Ultra-tight hydrocarbon-bearing formations (e.g., hydrocarbon-bearing resources) may have very low permeability compared to conventional resources. For example, the Bakken formation may be an ultra-tight hydrocarbon-bearing formation. These ultra-tight hydrocarbon-bearing formations are often stimulated using hydraulic fracturing techniques to enhance oil production. Long (or ultra-long) horizontal wells may be used to enhance production from these resources and provide production suitable for commercial production. However, even with these technological enhancements, these resources can be economically marginal and often only recover 5-15% of the original oil-in-place under primary depletion. Therefore, optimizing the development of this resource by optimizing the wellbore spacing and wellbore completions is critical.
Many different methods are currently be used to attempt to optimize wellbore spacing. One common method is the use of downspacing tests. In downspacing tests, varying well spacings are chosen for different pads and production is compared at different spacings to determine the best (optimal) spacing. Downspacing tests, however, can be expensive and time consuming. In addition, such tests may not provide an answer with high certainty and thus the procedure may need to be repeated many times to increase confidence in the result, which further increases costs and time. Downspacing tests may also include under drilling and/or over drilling numerous pads, which may significantly reduce the value of the resource by inefficiently developing it.
Another technique that has been widely adopted is the use of subsurface or surface microseismic arrays to monitor seismic events during the hydraulic fracturing process. Ideally, this technique provides insight into the dimensions of hydraulic fractures, which helps to determine the optimal well spacing. This technique, however, is often suspect for a number of reasons. A first, and foremost, reason is that microseismic predominantly identifies shear events, which may or may not be associated with the growth of hydraulic fractures. Microseismic events are caused by the creation and dilation of fractures but do not necessarily occur where the fracture fluid or even proppants are placed. The stress state in the rocks adjacent to the hydraulic fracture may be altered from its initial state and hence there are plenty of possible explanations for microseismic events (for example, by reactivating pre-existing planes of weakness or micro fractures within the surrounding rock which are not at all hydraulically connected to the well).
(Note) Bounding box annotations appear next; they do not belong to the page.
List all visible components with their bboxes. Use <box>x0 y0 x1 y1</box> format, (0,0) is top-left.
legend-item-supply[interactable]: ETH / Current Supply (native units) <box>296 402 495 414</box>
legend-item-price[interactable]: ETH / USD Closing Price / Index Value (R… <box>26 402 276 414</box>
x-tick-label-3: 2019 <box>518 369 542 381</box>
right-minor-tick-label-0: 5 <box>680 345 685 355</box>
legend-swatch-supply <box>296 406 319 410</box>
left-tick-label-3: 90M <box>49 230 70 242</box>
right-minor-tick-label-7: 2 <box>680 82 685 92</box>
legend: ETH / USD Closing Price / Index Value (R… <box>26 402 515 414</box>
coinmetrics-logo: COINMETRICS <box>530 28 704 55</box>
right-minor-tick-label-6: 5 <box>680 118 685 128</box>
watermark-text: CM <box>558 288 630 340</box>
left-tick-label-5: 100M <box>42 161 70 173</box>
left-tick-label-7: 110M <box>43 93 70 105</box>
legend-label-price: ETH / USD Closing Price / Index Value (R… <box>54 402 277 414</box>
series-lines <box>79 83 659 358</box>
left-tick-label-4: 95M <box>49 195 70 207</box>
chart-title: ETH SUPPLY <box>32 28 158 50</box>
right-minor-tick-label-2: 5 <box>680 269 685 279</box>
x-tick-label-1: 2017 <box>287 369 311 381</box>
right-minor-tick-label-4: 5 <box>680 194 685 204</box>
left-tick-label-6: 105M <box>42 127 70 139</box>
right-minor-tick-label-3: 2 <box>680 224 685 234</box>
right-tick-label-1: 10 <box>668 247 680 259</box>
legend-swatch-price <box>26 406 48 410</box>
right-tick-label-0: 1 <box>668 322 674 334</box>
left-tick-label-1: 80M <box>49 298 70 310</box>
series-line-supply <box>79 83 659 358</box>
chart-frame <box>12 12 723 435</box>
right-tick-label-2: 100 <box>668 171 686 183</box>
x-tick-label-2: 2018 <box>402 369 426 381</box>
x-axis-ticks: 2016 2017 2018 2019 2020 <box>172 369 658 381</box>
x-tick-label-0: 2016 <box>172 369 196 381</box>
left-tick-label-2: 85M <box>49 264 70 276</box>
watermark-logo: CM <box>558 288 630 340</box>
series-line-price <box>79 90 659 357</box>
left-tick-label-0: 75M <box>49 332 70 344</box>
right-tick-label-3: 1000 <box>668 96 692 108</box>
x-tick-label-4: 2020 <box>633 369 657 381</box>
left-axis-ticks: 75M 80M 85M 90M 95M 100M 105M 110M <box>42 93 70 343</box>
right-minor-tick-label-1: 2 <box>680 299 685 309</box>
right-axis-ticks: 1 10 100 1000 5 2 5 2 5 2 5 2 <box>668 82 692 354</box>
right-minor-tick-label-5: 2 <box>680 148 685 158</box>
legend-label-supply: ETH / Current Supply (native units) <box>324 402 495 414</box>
Therefore there is a huge uncertainty on the hydraulic fracture geometry using microseismic techniques.
A second disadvantage with microseismic is that it requires knowledge of the subsurface, particularly wave velocities in the media, which are typically unknown and have high uncertainty. Finally, the processing methods for microseismic are typically operated by service companies that use veiled algorithms and have uncertain methods. Despite all these uncertainties and the significant cost of running microseismic, the value of understanding wellbore spacing is needed such that this technology has been widely applied in industry. There are also newer seismic approaches under development that utilize advanced proppants (e.g., tracer studies) or advanced imaging and data acquisition techniques (e.g., electromagnetic based imaging techniques). These approaches, however, are still in the research stage and may likely be costly and complex even if commercialized.
Yet another technique used to evaluate wellbore spacing is the use of pressure measurements. Pressure measurements have been done downhole and at the surface. Pressure tests have been performed during production, during shut-ins, and/or during hydraulic fracturing. For ultra-tight systems, pressure tests during production are rarely done, even though pressure tests are the most commonly employed method for conventional systems to evaluate reservoir performance or fracture geometry. The shut-in times and data acquisition times for pressure testing on unconventional reservoirs is often too long to justify pressure testing. When pressure tests are used during hydraulic fracturing processes, typically only hydraulic fracture hits (where fluid from a stimulated well reaches the well where you are monitoring pressure) are looked for during these tests. Looking for hydraulic fracture hits may give some insight into fracture geometry. Looking only at hydraulic (direct) fracture hits may provide some information but it doesn't distinguish between the different underlying processes that could contribute to these fracture hits (i.e., natural fracture networks, faults, or actual hydraulic fracture growth into an adjacent well). Additionally, direct fracture hits only provide a limited amount of information such as providing a single piece of information when fluid actually communicates with an adjacent well at a fixed distance from the stimulated well. The direct fracture pressure method cannot provide any information if the fluids do not reach the wellbore and it cannot provide accurate information about the final length of hydraulic fractures if they pass the wellbore and continue to grow. Moreover, in the case of cemented liners, fluid could readily pass an adjacent well and never register a direct fracture hit.